A quick comparison between the two execstat logs reveals that most steps have a time ratio of 4, so they scale as O(N), N being the number of equations.

analyzeInitialSystem (which fails, btw) has a ratio of 8. symbolicJacobian scales with a ratio of 16, hence O(N^2), and so do simCode: created initialization part, simCode: created simulation system equations, and Templates.

Bottom line: some parts of the code generation process scale in a superlinear way.

In 2015 I wrote this paper, where I introduced the ScalableTestSuite library. In the following years, we have tested it extensively in OpenModelica, which allowed to find out many steps that scaled badly because of naive implementation.

We fixed the worst ones, see e.g. https://trac.openmodelica.org/OpenModelica/ticket/4146, so if you check the current performance you can see that in most cases the whole code generation phase scales as O(N).

A few issues remained, but at some point we figured out that it didn't really make sense to first flatten large models made by arrays to scalars and them make these steps more efficient on large scalar models - it's much better to avoid scalarizing the model in the first place and doing the steps on arrays, which can have O(1) complexity. So we stopped working on making the old backend more efficent and started working on a new array-preserving frontend, and a new array-preserving backend.

The new frontend is done.

The new backend is still far from maturity, but we are starting to get promising results on some really large models, see, e.g. LargeTestSuite_NB. Compare this to the results with the performance of the old backend LargeTestSuite_OB. I'm not sure Dymola can handle such very large models, maybe you can try and report. Of course these models are a bit dumb, who may want to simulate a spring-mass system with 1 million equations. But it still gives some useful indications.

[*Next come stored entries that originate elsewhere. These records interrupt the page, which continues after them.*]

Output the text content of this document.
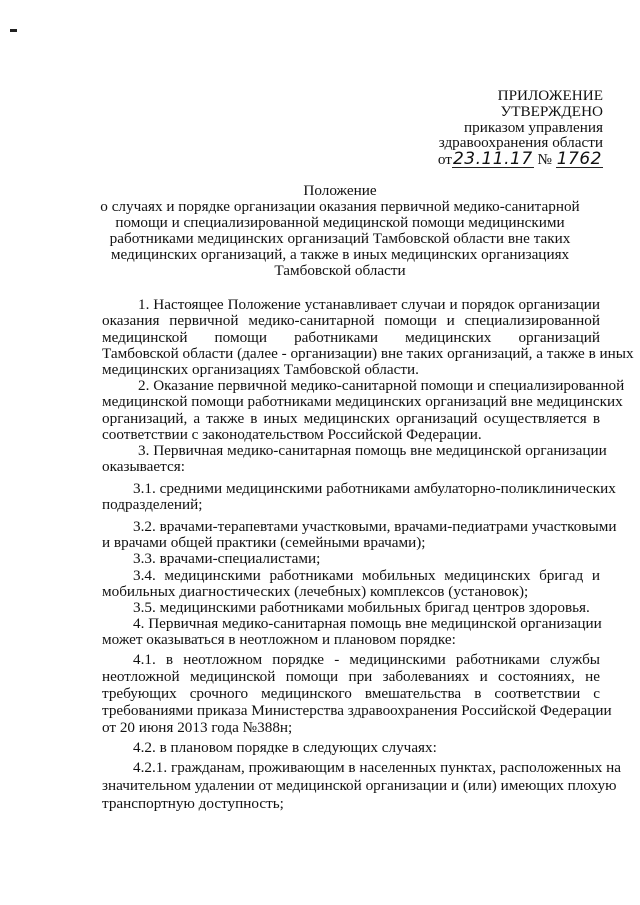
ПРИЛОЖЕНИЕ
УТВЕРЖДЕНО
приказом управления
здравоохранения области
от23.11.17 № 1762
Положение
о случаях и порядке организации оказания первичной медико-санитарной
помощи и специализированной медицинской помощи медицинскими
работниками медицинских организаций Тамбовской области вне таких
медицинских организаций, а также в иных медицинских организациях
Тамбовской области
1. Настоящее Положение устанавливает случаи и порядок организации
оказания первичной медико-санитарной помощи и специализированной
медицинской помощи работниками медицинских организаций
Тамбовской области (далее - организации) вне таких организаций, а также в иных
медицинских организациях Тамбовской области.
2. Оказание первичной медико-санитарной помощи и специализированной
медицинской помощи работниками медицинских организаций вне медицинских
организаций, а также в иных медицинских организаций осуществляется в
соответствии с законодательством Российской Федерации.
3. Первичная медико-санитарная помощь вне медицинской организации
оказывается:
3.1. средними медицинскими работниками амбулаторно-поликлинических
подразделений;
3.2. врачами-терапевтами участковыми, врачами-педиатрами участковыми
и врачами общей практики (семейными врачами);
3.3. врачами-специалистами;
3.4. медицинскими работниками мобильных медицинских бригад и
мобильных диагностических (лечебных) комплексов (установок);
3.5. медицинскими работниками мобильных бригад центров здоровья.
4. Первичная медико-санитарная помощь вне медицинской организации
может оказываться в неотложном и плановом порядке:
4.1. в неотложном порядке - медицинскими работниками службы
неотложной медицинской помощи при заболеваниях и состояниях, не
требующих срочного медицинского вмешательства в соответствии с
требованиями приказа Министерства здравоохранения Российской Федерации
от 20 июня 2013 года №388н;
4.2. в плановом порядке в следующих случаях:
4.2.1. гражданам, проживающим в населенных пунктах, расположенных на
значительном удалении от медицинской организации и (или) имеющих плохую
транспортную доступность;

Bottom line: we expect the new backend to be able to handle most (if not all) Modelica models in 2-3 years, at that point we'll have a dramatic improvement in compile time performance. If you find a big bottleneck in one of the step, for a model that is relevant for one of your applications, we could look into that, profile it and try to see if there is some obvious naivete in the implementation that can be fixed easily. Otherwise, I guess you'll have to be patient 😅

casella commented 4 months ago

BTW, you can count the number of equations of the line20 model in OMC by just checking the model. This should be quite fast. Compiling it is another story.

paultjevdh commented 4 months ago

Thanks for the explanation. I have noticed that openmodelica is much faster already that it was 3 years ago, so I know things are moving in the right direction.

casella commented 4 months ago

I thought again why some parts of code generation scale as O(N^2). It could be due to the fact that the inductor coupling part is dense, so the Jacobians have N^2 elements. If we generate the code to compute them symbolically, this could explain it. Once more, as soon as we have array-based handling, this could become O(1) in terms of code generation.